I can only project, but I'd always assumed that when Tom Waits recorded "I'll Take New York" for his 1987 album, Frank's Wild Years, the deliberately off-kilter, slightly nightmarish delivery of the song was purposely disoncerting to offset the somewhat over-the-top, lyrical pastiche that depicted New York City as a plush hotbed of Gershwin-scored glitz and champagne dreams. While waist-deep in the "Me Decade" of wealth and avarice, New York City in 1987 still had its fair share of strife, poverty and turmoil, a reality I always felt Waits' listing, eerie ode was alluding to. Again, however, this is just my own interpretation.

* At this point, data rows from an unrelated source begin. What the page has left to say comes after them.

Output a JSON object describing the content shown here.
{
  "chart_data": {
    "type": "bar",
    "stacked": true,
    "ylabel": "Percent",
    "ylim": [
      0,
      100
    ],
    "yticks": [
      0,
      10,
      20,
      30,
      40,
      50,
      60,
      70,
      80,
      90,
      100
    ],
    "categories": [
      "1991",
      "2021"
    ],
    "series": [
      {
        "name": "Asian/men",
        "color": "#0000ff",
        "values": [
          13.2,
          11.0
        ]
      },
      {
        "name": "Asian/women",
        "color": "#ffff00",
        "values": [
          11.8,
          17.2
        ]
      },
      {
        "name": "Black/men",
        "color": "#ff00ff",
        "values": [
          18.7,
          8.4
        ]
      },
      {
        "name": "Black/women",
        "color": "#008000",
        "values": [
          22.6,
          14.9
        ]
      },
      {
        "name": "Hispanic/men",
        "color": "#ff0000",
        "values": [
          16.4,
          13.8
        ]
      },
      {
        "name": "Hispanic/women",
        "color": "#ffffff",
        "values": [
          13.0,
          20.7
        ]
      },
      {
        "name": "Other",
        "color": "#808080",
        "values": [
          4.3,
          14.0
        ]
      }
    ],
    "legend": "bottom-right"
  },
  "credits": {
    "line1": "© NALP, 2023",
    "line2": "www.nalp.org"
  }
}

Not to sound too doomy-gloomy, but in 2014, I hear "I'll Take New York" in a completely different, albeit similarly resonant way. Where once it seemed to hint of the squalor, violence and desperation lurking just beneath the deception of the fabulous gotham as rhapsodized by Frank Sinatra and Bobby Short, it now feels like the theme of the this city's current incarnation, one once again seeped in economic imbalance and leglessly drunk on the promise of monied exclusivity. The couplets Waits croons with haunted aplomb now seem ripped right from real estate commercial boilerplate, while the frantic sax wails and wheezing accordion play out the demise of the city's soul and character.
But, y'know, maybe I'm just melodramatically projecing.